Pope Benedict XVI issued an urgent appeal Sunday to military and
political leaders to consider the safety of Libyan civilians and ensure
they have access to emergency aid in his first comments on the U.S.-led
military assault on Libya.
The pope didn't identify which leaders
he was referring to in comments at his traditional Sunday blessing.

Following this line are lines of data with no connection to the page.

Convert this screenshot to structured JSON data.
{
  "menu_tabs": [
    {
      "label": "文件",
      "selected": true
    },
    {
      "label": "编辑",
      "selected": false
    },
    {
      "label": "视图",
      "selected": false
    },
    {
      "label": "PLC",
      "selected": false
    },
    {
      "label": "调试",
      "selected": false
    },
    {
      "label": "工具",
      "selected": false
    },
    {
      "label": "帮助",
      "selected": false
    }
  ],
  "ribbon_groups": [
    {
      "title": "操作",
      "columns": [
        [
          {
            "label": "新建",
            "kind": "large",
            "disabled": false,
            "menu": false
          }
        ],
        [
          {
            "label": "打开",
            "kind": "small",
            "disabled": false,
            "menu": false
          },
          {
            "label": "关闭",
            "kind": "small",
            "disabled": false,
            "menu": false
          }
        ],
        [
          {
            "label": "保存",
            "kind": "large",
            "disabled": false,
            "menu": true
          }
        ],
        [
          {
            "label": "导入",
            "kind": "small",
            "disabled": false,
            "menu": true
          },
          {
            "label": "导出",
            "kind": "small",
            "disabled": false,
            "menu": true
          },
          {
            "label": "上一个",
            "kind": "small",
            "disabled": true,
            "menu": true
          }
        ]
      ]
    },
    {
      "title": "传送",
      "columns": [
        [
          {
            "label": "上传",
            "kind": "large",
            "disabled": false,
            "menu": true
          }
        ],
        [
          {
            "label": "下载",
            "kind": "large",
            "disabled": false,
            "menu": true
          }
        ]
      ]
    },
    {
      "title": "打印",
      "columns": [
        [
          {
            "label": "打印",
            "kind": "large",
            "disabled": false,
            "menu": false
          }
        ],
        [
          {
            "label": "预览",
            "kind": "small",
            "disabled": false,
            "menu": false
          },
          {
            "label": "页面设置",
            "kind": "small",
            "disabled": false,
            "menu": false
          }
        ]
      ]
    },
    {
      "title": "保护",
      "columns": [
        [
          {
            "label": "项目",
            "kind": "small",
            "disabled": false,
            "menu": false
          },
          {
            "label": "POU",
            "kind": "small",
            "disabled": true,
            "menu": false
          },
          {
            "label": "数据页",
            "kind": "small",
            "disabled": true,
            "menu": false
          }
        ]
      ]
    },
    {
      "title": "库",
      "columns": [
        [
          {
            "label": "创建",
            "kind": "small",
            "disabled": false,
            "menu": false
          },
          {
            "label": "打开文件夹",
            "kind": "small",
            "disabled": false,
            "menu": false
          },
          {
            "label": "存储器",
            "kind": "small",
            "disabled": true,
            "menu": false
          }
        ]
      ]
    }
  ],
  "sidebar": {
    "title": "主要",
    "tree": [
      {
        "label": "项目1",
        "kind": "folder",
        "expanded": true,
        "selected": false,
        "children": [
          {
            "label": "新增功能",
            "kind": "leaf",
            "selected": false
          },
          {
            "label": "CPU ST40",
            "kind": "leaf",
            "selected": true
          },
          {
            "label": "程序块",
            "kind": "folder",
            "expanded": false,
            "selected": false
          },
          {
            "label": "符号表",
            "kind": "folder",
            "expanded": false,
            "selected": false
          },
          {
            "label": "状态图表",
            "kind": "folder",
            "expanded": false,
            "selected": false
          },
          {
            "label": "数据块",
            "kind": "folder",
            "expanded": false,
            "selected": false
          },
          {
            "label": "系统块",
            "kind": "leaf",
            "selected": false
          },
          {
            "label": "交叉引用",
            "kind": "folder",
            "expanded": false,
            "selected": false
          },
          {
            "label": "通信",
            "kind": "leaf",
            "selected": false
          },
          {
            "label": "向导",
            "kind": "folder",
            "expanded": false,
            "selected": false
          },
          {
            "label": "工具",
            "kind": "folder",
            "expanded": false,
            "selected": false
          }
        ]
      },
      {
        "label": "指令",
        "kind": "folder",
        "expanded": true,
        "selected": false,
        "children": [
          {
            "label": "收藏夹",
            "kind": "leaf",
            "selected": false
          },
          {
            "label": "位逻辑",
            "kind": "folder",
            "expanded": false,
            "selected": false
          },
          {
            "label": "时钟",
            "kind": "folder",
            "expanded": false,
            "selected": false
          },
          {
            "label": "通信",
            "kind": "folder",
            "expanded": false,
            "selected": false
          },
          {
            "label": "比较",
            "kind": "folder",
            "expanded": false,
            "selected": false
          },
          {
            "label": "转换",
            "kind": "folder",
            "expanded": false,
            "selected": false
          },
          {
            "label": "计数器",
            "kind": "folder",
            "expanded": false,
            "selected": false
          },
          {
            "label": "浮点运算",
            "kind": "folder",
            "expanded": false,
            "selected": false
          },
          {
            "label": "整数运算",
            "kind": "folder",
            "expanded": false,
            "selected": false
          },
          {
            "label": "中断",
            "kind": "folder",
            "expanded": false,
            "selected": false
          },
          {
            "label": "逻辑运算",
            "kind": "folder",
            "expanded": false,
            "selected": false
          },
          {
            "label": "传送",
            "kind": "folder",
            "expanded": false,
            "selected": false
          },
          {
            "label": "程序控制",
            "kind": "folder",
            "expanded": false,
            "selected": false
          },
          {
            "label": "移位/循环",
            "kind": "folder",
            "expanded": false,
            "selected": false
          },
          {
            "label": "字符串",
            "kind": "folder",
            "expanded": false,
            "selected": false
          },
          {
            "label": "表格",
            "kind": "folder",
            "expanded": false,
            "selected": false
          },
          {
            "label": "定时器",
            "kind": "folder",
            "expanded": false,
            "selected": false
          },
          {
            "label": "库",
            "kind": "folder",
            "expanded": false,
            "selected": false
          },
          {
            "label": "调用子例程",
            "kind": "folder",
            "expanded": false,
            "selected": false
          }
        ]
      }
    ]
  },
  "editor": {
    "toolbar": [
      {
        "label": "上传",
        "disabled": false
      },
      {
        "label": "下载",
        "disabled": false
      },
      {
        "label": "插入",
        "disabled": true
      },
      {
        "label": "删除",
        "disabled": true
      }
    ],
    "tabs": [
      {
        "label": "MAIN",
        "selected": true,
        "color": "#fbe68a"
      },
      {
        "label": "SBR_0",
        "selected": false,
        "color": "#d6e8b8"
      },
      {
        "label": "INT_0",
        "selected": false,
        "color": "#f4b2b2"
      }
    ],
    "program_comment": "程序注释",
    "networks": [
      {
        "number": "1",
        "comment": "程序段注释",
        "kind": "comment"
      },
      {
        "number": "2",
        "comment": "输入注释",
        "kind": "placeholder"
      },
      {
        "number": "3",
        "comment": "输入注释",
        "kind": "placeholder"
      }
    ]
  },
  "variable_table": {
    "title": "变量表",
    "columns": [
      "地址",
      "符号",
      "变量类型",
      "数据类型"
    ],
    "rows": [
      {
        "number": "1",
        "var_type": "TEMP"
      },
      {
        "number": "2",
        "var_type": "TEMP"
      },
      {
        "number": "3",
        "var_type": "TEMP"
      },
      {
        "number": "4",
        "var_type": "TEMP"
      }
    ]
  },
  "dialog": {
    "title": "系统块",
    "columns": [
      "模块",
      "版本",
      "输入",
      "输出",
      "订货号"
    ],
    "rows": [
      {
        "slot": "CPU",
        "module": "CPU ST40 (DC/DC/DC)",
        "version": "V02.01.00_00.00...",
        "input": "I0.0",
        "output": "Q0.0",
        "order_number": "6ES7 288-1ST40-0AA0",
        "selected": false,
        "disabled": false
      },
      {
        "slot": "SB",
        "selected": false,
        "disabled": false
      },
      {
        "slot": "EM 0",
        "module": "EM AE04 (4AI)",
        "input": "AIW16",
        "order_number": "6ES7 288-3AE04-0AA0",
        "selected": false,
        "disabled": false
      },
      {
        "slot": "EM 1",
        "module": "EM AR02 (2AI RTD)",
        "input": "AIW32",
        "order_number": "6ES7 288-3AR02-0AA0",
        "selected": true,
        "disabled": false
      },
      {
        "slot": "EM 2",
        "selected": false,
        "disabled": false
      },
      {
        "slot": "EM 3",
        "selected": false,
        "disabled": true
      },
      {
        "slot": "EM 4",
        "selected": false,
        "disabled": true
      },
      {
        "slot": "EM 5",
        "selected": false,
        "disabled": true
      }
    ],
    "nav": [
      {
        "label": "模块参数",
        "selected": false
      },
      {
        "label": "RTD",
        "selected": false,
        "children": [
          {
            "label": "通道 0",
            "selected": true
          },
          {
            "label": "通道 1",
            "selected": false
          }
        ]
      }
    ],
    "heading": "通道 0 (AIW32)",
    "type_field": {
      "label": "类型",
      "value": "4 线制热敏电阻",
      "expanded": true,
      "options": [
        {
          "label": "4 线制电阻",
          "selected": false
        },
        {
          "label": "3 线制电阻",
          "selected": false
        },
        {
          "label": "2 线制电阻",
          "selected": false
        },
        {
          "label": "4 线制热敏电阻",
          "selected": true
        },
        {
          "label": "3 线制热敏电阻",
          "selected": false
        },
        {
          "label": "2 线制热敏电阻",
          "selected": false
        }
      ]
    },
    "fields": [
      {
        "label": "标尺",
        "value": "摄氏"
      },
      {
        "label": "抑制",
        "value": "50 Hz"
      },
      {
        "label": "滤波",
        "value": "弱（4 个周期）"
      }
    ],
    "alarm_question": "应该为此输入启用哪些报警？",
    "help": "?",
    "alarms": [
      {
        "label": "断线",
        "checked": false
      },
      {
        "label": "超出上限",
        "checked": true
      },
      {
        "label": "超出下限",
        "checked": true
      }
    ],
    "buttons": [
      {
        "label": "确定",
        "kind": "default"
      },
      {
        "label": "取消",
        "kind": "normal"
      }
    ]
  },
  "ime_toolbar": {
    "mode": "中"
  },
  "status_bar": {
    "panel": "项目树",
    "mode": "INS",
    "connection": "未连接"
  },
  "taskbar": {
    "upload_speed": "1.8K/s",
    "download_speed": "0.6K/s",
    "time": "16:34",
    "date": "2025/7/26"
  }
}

Significantly, he didn't demand an immediate end to the U.S. and
European air and missile strikes.
Rather, he directed his appeal
in general to "those who have the political and military responsibility
to take to heart the safety and security of citizens and guarantee that
they have access to humanitarian aid."
Benedict said the outbreak
of hostilities had sparked "great fear and alarm in me" and said he was
praying for peace in the region.
Two weeks ago, Benedict lamented
the deaths and humanitarian crisis caused by the fighting between
Moammar Gadhafi's forces and rebels.
The Vatican has been
remarkably quiet since then, and particularly since the U.N. Security
Council authorized military force to halt Gadhafi's crackdown: the
Vatican newspaper reported on the developments matter-of-factly, without
commentary.
That was not the case eight years ago in the run-up
to the Iraq war, when Pope John Paul II voiced emphatic opposition to
U.S.-led military action and sent an envoy to Washington to try to avert
it.
Yet in 1994, nearly two years into Bosnia's civil war, John
Paul called for humanitarian intervention to end the suffering and said
the church endorsed action to disarm aggressors.
In 1998, the
Vatican opposed NATO airstrikes on Yugoslavia launched after Serbia's
leader Slobodan Milosevic refused to sign a peace deal for separatist
Kosovo, but John Paul also said the international community couldn't
remain quiet as innocents were forced from their homes amid repression
and violence.
On Sunday, Avvenire, the influential newspaper of
the Italian Catholic bishops' conference, said the Libyan "war" was
necessary and justified, "animated by the noble motives of humanitarian
intervention."
In a front-page editorial, Avvenire praised the
French for having recognized the rebels diplomatically and "taken up the
flag of interventionism with the aim of canceling out its past links to
the dictators of the Maghreb and relaunching French grandeur in the
Mediterranean."
Recently, the Vatican has been chastened for what
some in the Arab world considered interference in internal affairs: The
pre-eminent institute of Islamic learning in the Sunni Muslim world
froze talks with the Vatican earlier this year after Benedict called for
better protection of Christians in Egypt.
Benedict's appeal had followed the New Year's bombing on a Coptic Christian church in Alexandria that killed 21 people.